Based on a legally and factually unsound analysis, the agencies propose to dramatically reframe the entire CWA to only protect traditional navigable waters, interstate waters, the territorial seas, and a unidentified subset of upstream waters to the extent that they ‘impact the integrity’ of those waters, as determined by the ‘relatively permanent’ and ‘significant nexus’ requirements the agencies are placing on tributaries, wetlands, and other waters.
Regulatory authority over the rest of the Nation’s waters would be left exclusively to the protection of the states, which have a lengthy and dismal record in protecting the Nation’s waters in the absence of federal CWA authorities and requirements. Doing so is plainly contrary to the text, structure and objective of the Act, as well as decades of case law and agency construction to the contrary.
A Better, Scientifically-Defensible and Practical Path Forward
The Proposed Rule represents the fourth time since 2014 that the EPA and USACE have proposed a novel interpretation of the CWA that constrains Congress’ intended breadth of the law and vision for full restoration of water quality for the nation’s waters. These agency proposed rules found new ways to interpret the objective of the CWA and, in so doing, reduced the breadth of protections, and all of these attempts have been wholly unsuccessful to date. The nation needs a durable definition of “waters of the United States,” and we recognize that is the agencies’ goal with this rulemaking, but redefining the objective of the CWA, ignoring best available science, and eliminating protections for waters that have historically been protected is not the way to get there.
EPA and USACE should fully restore the Pre-2015 Regulatory Definition of “waters of the United States” without the new limitations proposed by the agencies for impoundments, tributaries, wetlands, and other waters.
That pre-2015 definition protects:
(1) traditional navigable waters,
(2) interstate waters,
(3) other waters, including intrastate waters, where their use, degradation, or destruction could affect interstate or foreign commerce,
(4) impoundments of any other jurisdictional water,
(5) all tributaries to the preceding categories of waters,
(6) the territorial sea, and
(7) wetlands adjacent to the preceding categories of waters.

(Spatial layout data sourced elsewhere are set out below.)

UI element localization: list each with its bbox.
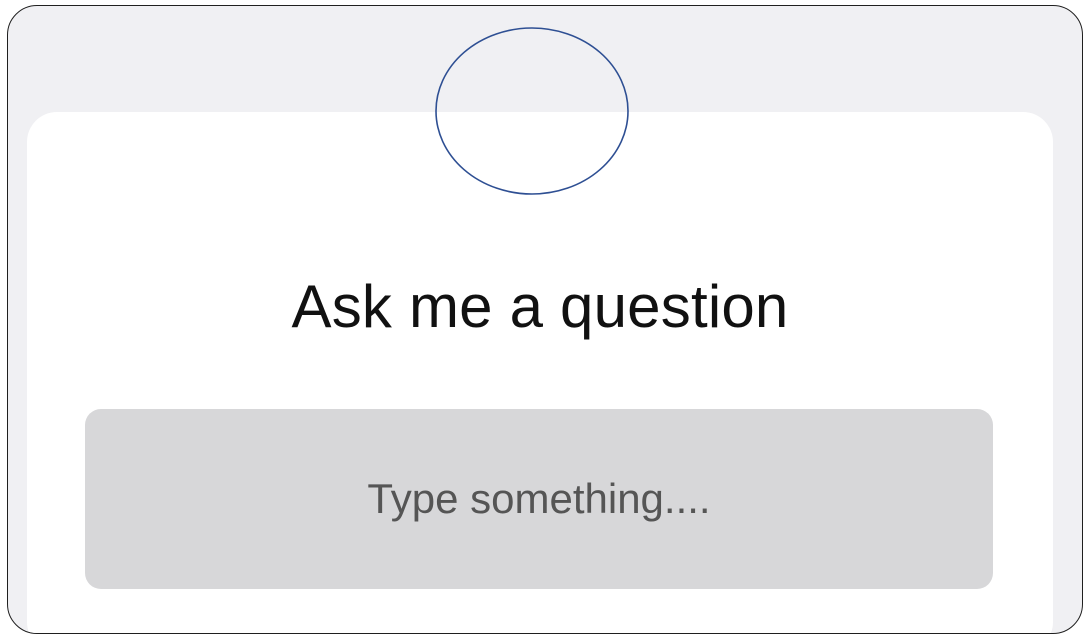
page-title: Ask me a question bbox=[291, 273, 789, 340]
avatar bbox=[435, 27, 629, 195]
app-frame: Ask me a question Type something.... bbox=[7, 5, 1083, 634]
input-placeholder: Type something.... bbox=[367, 475, 711, 522]
question-input[interactable]: Type something.... bbox=[85, 409, 993, 589]
avatar-circle bbox=[435, 27, 629, 195]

We further urge the agencies to limit the waste treatment exclusion “only to manmade bodies of water which neither were originally created in waters of the United States (such as disposal area in wetlands) nor resulted from the impoundment of waters of the United States” as originally intended.

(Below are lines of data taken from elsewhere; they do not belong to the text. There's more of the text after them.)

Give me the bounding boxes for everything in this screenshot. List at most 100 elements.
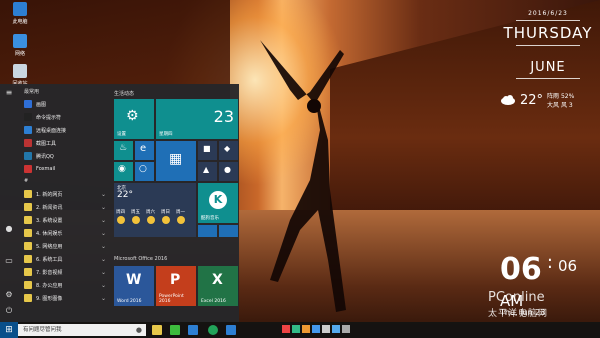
microphone-icon[interactable]: ●	[136, 324, 142, 336]
app-list-label: 画图	[36, 101, 47, 108]
app-list-folder[interactable]: 3. 系统设置 ⌄	[20, 214, 108, 226]
start-button[interactable]: ⊞	[0, 322, 18, 338]
clock-widget: 2016/6/23 THURSDAY JUNE	[498, 10, 598, 82]
tile-small-1[interactable]: ♨	[114, 141, 133, 160]
sun-icon	[161, 216, 170, 224]
tile-edge[interactable]: e	[135, 141, 154, 160]
tile-word[interactable]: W Word 2016	[114, 266, 154, 306]
documents-icon[interactable]: ▭	[4, 256, 14, 266]
tile-small-10[interactable]	[219, 225, 238, 237]
tile-store[interactable]: ▦	[156, 141, 196, 181]
app-list-label: 腾讯QQ	[36, 153, 54, 160]
app-list-folder[interactable]: 1. 新的网页 ⌄	[20, 188, 108, 200]
forecast-day: 周日	[161, 209, 170, 225]
start-rail: ≡ ● ▭ ⚙ ⏻	[0, 84, 18, 322]
excel-icon: X	[212, 272, 223, 288]
app-list-item[interactable]: 命令提示符	[20, 111, 108, 123]
widget-temperature: 22°	[520, 92, 544, 108]
cloud-icon	[501, 95, 515, 105]
app-list-item[interactable]: 画图	[20, 98, 108, 110]
app-list-item[interactable]: Foxmail	[20, 163, 108, 175]
tile-powerpoint[interactable]: P PowerPoint 2016	[156, 266, 196, 306]
app-list-folder[interactable]: 4. 休闲娱乐 ⌄	[20, 227, 108, 239]
tile-small-3[interactable]: ◉	[114, 162, 133, 181]
tray-icon[interactable]	[312, 325, 320, 333]
app-list-label: 3. 系统设置	[36, 217, 63, 224]
app-list-item[interactable]: 截图工具	[20, 137, 108, 149]
file-explorer-icon[interactable]	[152, 325, 162, 335]
tile-small-7[interactable]: ▲	[198, 162, 217, 181]
tile-small-4[interactable]: ○	[135, 162, 154, 181]
app-list-folder[interactable]: 6. 系统工具 ⌄	[20, 253, 108, 265]
desktop-icon-network[interactable]: 网络	[0, 34, 40, 57]
chevron-down-icon: ⌄	[100, 216, 106, 224]
widget-weather-line2: 大风 风 3	[547, 102, 573, 109]
chevron-down-icon: ⌄	[100, 203, 106, 211]
app-list-folder[interactable]: 9. 图形图像 ⌄	[20, 292, 108, 304]
desktop-icon-this-pc[interactable]: 此电脑	[0, 2, 40, 25]
sun-icon	[116, 216, 125, 224]
tile-small-6[interactable]: ◆	[219, 141, 238, 160]
chevron-down-icon: ⌄	[100, 281, 106, 289]
app-list-folder[interactable]: 7. 影音视频 ⌄	[20, 266, 108, 278]
power-icon[interactable]: ⏻	[4, 306, 14, 316]
settings-icon[interactable]: ⚙	[4, 290, 14, 300]
tile-label: 星期四	[159, 132, 173, 137]
weather-temp: 22°	[117, 190, 133, 200]
folder-icon	[24, 216, 32, 224]
app-list-item[interactable]: 腾讯QQ	[20, 150, 108, 162]
tray-icon[interactable]	[292, 325, 300, 333]
tile-calendar[interactable]: 23 星期四	[156, 99, 238, 139]
app-list-folder[interactable]: 2. 新闻资讯 ⌄	[20, 201, 108, 213]
app-list-label: 命令提示符	[36, 114, 62, 121]
app-list-header: #	[24, 178, 29, 184]
watermark-brand: PConline	[488, 290, 545, 305]
hamburger-icon[interactable]: ≡	[4, 88, 14, 98]
chevron-down-icon: ⌄	[100, 255, 106, 263]
tile-small-8[interactable]: ●	[219, 162, 238, 181]
desktop-icon-label: 此电脑	[12, 19, 28, 25]
browser-icon[interactable]	[188, 325, 198, 335]
desktop-icon-label: 网络	[14, 51, 25, 57]
app-list-label: 9. 图形图像	[36, 295, 63, 302]
widget-divider	[516, 78, 580, 79]
tile-kugou[interactable]: K 酷狗音乐	[198, 183, 238, 223]
wechat-icon[interactable]	[170, 325, 180, 335]
circle-icon: ○	[139, 164, 147, 174]
tray-icon[interactable]	[332, 325, 340, 333]
tray-icon[interactable]	[342, 325, 350, 333]
app-icon: ●	[224, 165, 231, 174]
start-tiles: 生活动态 ⚙ 设置 23 星期四 ♨ e ◉ ○ ▦ ■ ◆ ▲ ● 北京 22…	[112, 84, 239, 322]
app-list-folder[interactable]: 5. 网络应用 ⌄	[20, 240, 108, 252]
tile-label: Word 2016	[117, 299, 142, 304]
weather-forecast: 周四 周五 周六 周日 周一	[116, 209, 185, 225]
tile-settings[interactable]: ⚙ 设置	[114, 99, 154, 139]
chevron-down-icon: ⌄	[100, 268, 106, 276]
tile-label: Excel 2016	[201, 299, 226, 304]
recycle-bin-icon	[13, 64, 27, 78]
tray-icon[interactable]	[322, 325, 330, 333]
app-list-label: 远程桌面连接	[36, 127, 67, 134]
tile-weather[interactable]: 北京 22° 周四 周五 周六 周日 周一	[114, 183, 196, 237]
app-icon	[24, 152, 32, 160]
app-list-folder[interactable]: 8. 办公应用 ⌄	[20, 279, 108, 291]
big-clock-hour: 06	[500, 252, 542, 287]
tray-icon[interactable]	[282, 325, 290, 333]
app-icon	[24, 139, 32, 147]
taskbar: ⊞ 有问题尽管问我 ●	[0, 322, 600, 338]
360-icon[interactable]	[208, 325, 218, 335]
folder-icon	[24, 294, 32, 302]
store-icon[interactable]	[226, 325, 236, 335]
network-icon	[13, 34, 27, 48]
app-list-item[interactable]: 远程桌面连接	[20, 124, 108, 136]
tile-excel[interactable]: X Excel 2016	[198, 266, 238, 306]
app-icon: ■	[203, 144, 211, 153]
tile-small-5[interactable]: ■	[198, 141, 217, 160]
tray-icon[interactable]	[302, 325, 310, 333]
gear-icon: ⚙	[126, 108, 139, 124]
user-icon[interactable]: ●	[4, 224, 14, 234]
folder-icon	[24, 268, 32, 276]
widget-date: 2016/6/23	[528, 10, 568, 17]
tile-small-9[interactable]	[198, 225, 217, 237]
search-box[interactable]: 有问题尽管问我 ●	[18, 324, 146, 336]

Any definition of “waters of the United States” must ensure broad jurisdiction to control pollution in the Nation’s waters consistent with the intent of Congress when it enacted the CWA. Adoption of the Pre-2015 Regulatory Definitions without amendment will restore longstanding protections for the Nation’s waters, and will immediately begin to address the significant, ongoing harms to the Nation’s waters and the people, ecosystems, businesses, and endangered and threatened species that depend upon them.